Книжно-Газетный Киоск


Проза




Инна ИОХВИДОВИЧ



Дважды на «Остеррайхишер-платц»

О чем он так громко кричал? Отчего было перекошено его орущее лицо? Почему он так резко, на бегу, взмахивал руками? Для чего подбежал к ней? И изо всей силы толкнул в грудь, да так, что она упала на спину. Правда, удар об асфальт приняли на себя, еще долго после этого болевшие, локти... Что жуткое он выкрикивал при этом?
Поднявшись, она долго смотрела вслед убегавшей долговязой фигуре, обтянутой затертой джинсой.
— Почему? За что? — хотелось крикнуть, но она могла лишь что-то нечленораздельное прохрипеть.
Так, впервые в своей пятидесятидвухлетней жизни, она подверглась нападению, как написали бы раньше в милицейских протоколах, «неустановленного лица», причинившего ей «легкие телесные повреждения».
Произошло это на шестой месяц ее иммиграции в Германию, среди бела дня на глазах у десятков людей, сидевших в своих машинах, послушно замерших на светофоре.
Она смотрела на их лица в машинах, а они отводили глаза.
Тут светофор «зазеленел», и машины, как ей показалось, с облегчением тронулись с места.

Ни с кем делиться происшедшим она не стала, ни к чему было. Она просто легла на койку, и, прислушиваясь к своему болящему, ноющему телу, стала думать об этом, неожиданно напавшем на нее парне. Почему? За что? Может быть, он был обколовшимся или обкурившимся, или вовсе сумашедшим? Глаза его с огромными зрачками, будто «съевшими» радужку, казались черными провалами, из которых хлестала ненависть. Ненависть к кому? Неужели к ней? Еще издалека, на бегу он что-то кричал. Но сейчас она поняла это наверняка: когда взгляд его сфокусировался на ней, он устремил свой бег именно к ней, и фонтанирующая злоба была обращена именно на нее. Конечно, откуда было ей знать, каким было в то мгновение выражение ее, с резкими чертами, лица?
Прошло чуть больше двух часов после случившегося, а она уже не помнила лица его, только абрис, что-то размытое... светлые пышные волосы. Она теперь с уверенностью не смогла бы сказать, узнает его или нет?

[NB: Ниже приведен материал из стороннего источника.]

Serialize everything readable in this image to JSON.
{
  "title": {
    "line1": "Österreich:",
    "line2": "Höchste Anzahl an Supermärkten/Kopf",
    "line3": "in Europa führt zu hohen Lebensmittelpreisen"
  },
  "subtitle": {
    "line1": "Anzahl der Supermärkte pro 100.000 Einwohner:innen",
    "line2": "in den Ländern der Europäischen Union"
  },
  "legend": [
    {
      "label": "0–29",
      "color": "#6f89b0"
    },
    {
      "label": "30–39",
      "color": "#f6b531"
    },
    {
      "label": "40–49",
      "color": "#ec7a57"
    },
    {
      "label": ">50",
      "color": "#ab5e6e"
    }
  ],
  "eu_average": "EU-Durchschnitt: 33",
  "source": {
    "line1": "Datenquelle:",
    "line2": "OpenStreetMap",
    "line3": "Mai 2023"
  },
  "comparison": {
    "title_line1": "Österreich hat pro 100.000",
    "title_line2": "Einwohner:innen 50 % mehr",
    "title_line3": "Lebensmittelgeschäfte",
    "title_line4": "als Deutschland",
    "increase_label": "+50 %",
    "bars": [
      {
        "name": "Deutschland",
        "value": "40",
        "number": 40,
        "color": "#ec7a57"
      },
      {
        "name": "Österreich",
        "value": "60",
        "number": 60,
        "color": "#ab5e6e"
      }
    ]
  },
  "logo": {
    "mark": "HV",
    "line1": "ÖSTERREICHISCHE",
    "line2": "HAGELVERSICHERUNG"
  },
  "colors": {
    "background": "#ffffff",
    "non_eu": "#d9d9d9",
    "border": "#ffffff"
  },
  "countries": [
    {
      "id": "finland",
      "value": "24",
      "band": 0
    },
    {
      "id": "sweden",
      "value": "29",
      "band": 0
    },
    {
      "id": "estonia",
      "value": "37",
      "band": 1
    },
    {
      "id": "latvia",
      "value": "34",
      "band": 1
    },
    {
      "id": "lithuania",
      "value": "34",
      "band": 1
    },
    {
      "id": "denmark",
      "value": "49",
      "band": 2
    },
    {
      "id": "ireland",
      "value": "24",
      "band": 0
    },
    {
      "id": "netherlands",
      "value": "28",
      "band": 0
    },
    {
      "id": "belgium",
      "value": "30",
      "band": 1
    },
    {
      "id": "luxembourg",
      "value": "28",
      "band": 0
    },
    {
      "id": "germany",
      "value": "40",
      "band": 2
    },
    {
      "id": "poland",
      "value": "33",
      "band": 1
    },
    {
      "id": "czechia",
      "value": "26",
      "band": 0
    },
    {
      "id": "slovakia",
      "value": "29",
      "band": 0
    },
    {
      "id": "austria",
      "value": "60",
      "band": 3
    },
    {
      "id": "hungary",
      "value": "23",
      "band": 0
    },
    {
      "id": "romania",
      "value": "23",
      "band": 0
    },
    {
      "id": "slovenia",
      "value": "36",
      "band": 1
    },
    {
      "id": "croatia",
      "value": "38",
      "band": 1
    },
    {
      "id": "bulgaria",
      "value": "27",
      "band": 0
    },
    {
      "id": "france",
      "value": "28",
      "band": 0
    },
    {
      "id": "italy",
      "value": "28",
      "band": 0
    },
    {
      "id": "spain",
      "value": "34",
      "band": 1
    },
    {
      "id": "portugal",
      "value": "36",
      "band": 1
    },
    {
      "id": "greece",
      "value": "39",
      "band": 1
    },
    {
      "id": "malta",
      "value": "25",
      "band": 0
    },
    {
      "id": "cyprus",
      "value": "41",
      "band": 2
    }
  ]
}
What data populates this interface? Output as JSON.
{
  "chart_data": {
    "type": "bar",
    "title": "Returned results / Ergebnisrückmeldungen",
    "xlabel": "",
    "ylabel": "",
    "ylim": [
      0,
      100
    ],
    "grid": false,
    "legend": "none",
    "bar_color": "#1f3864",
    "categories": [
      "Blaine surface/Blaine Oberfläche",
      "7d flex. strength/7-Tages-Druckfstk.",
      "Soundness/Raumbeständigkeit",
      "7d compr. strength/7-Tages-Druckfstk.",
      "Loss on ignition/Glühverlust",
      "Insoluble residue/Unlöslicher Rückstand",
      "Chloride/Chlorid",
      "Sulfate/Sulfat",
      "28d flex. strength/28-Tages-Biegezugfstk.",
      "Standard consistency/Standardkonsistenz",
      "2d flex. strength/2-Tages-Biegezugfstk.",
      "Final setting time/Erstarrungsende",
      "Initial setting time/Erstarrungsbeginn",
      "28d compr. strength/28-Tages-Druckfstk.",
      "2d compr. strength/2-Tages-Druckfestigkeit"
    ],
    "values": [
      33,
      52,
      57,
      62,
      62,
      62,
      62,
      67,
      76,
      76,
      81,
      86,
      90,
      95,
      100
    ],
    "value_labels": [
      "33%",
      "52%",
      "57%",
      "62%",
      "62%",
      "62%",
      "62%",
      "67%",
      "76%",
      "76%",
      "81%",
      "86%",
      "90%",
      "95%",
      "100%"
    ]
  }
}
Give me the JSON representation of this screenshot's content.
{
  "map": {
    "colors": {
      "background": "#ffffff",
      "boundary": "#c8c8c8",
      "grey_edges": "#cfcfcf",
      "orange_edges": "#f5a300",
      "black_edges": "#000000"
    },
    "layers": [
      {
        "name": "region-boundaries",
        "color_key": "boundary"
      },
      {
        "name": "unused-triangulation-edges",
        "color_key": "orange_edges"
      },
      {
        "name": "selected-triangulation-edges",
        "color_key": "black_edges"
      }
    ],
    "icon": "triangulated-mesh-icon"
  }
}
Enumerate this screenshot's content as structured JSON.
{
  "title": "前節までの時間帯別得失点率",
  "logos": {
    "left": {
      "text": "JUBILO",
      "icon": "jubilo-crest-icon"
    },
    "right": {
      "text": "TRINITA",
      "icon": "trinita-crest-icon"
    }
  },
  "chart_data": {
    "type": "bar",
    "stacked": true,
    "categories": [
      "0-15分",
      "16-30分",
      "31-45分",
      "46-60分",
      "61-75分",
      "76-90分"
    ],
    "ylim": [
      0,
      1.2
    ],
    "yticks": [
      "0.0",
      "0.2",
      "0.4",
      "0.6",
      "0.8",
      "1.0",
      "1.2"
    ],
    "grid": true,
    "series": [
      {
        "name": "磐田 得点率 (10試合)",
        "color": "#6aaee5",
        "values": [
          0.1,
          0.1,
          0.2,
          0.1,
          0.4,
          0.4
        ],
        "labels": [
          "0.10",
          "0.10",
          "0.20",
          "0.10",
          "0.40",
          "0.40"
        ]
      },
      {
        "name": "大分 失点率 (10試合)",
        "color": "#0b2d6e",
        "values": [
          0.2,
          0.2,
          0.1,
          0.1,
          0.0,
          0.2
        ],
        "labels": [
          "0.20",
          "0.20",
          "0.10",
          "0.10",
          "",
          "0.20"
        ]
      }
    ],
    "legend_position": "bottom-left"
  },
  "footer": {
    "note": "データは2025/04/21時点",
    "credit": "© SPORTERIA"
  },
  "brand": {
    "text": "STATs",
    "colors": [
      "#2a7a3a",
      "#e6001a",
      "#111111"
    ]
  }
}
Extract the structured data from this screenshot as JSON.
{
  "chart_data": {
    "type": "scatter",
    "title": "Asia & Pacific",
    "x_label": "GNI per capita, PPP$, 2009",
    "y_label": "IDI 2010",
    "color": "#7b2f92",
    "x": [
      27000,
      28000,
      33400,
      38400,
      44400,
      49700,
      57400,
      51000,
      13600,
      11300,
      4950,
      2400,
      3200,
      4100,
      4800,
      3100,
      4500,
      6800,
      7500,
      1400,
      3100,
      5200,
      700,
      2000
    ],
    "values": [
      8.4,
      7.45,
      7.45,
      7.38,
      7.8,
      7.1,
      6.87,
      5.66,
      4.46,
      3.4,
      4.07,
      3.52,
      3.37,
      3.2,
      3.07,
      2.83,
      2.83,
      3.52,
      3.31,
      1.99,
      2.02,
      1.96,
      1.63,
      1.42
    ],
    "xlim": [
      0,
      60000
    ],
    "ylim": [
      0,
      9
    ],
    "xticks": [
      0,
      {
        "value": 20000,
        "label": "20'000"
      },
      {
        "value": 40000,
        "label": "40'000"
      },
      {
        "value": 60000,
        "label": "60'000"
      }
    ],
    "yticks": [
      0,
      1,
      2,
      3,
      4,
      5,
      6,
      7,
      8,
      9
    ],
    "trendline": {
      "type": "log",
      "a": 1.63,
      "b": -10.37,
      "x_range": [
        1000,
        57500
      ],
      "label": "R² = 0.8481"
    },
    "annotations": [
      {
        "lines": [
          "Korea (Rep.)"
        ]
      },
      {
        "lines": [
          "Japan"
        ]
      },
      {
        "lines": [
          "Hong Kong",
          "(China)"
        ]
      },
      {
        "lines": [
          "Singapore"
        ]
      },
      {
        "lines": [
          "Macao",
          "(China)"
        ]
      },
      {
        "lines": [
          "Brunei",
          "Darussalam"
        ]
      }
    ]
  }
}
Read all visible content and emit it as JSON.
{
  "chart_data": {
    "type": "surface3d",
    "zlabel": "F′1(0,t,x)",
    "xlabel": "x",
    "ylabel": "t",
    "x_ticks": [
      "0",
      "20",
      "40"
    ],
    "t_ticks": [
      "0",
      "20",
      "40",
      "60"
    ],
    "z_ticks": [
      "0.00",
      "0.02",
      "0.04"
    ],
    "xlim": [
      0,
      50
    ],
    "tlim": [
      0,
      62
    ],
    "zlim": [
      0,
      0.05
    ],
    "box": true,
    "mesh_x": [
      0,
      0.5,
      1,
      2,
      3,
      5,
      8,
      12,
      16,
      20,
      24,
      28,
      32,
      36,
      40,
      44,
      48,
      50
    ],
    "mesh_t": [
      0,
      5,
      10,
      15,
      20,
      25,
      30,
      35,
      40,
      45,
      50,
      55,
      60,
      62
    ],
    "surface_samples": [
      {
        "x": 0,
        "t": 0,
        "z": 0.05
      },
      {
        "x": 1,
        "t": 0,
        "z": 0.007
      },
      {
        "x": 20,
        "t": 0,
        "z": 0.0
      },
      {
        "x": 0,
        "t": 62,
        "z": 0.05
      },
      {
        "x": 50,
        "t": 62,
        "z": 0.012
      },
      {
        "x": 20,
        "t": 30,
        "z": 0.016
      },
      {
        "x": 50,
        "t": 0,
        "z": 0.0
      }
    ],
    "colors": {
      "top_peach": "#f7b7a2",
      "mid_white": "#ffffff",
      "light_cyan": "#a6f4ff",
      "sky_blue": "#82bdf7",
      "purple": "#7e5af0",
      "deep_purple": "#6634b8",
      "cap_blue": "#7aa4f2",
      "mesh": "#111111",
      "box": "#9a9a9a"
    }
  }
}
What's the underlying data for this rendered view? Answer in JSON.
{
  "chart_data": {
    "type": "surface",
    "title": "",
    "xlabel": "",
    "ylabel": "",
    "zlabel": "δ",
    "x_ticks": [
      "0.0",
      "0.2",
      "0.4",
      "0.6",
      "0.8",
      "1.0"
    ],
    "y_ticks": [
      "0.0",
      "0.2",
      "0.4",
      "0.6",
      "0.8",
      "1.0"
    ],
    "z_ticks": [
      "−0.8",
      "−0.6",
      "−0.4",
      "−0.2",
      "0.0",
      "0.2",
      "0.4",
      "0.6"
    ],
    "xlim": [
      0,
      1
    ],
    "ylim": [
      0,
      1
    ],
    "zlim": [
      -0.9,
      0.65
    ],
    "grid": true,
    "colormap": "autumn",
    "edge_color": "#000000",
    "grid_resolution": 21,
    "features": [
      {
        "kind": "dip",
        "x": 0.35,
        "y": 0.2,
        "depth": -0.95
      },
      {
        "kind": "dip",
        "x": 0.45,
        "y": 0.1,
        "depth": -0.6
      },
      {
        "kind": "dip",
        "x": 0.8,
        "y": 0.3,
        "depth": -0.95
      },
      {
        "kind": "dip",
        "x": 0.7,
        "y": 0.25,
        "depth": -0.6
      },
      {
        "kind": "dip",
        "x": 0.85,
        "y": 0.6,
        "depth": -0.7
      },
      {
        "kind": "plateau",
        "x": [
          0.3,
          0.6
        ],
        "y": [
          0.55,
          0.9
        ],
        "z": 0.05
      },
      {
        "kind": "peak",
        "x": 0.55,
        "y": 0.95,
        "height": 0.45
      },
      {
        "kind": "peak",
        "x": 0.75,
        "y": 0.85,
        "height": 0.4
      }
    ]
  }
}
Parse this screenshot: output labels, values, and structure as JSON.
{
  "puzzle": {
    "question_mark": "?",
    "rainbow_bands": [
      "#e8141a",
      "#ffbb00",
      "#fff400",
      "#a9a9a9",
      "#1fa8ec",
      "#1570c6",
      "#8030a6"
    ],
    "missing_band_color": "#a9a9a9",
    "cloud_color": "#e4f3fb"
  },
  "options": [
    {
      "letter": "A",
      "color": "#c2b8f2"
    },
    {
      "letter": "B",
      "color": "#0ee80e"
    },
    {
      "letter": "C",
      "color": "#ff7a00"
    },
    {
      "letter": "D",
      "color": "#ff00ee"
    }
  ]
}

Недаром она невзлюбила станцию У-бана* «Остеррайхишер-платц». Она должна была каждый день приезжать туда, потому что в минутах семи ходьбы располагались ее языковые курсы. К выходу на улицу приходилось пробираться через ряды расположившихся там пьяных и наркоманов, бездомных и сумашедших, панков с собаками без намордников и других опустившихся молодых, подчас даже юных, а иногда и пожилых людей. А все потому, что неподалеку располагалась евангелическая миссия со своими социальными службами, помогавшими этим людям перетерпеть жизнь. Там происходила и выдача небольших средств, и устройство на проживание или ночлег.
Сама станция и подходы к ней были загажены нечистотами, кровью, разлитым повсюду воняюще-высыхающим дешевым пивом.
Полиция старалась обходить это «нехорошее место», и если прибывала, то только по «вызову», чтоб тут же вызвать «скорую» (на немецкий манер — «спасателей»), когда кому-то становилось плохо от алкогольного отравления или передозировки, либо, когда случались драки и лилась кровь...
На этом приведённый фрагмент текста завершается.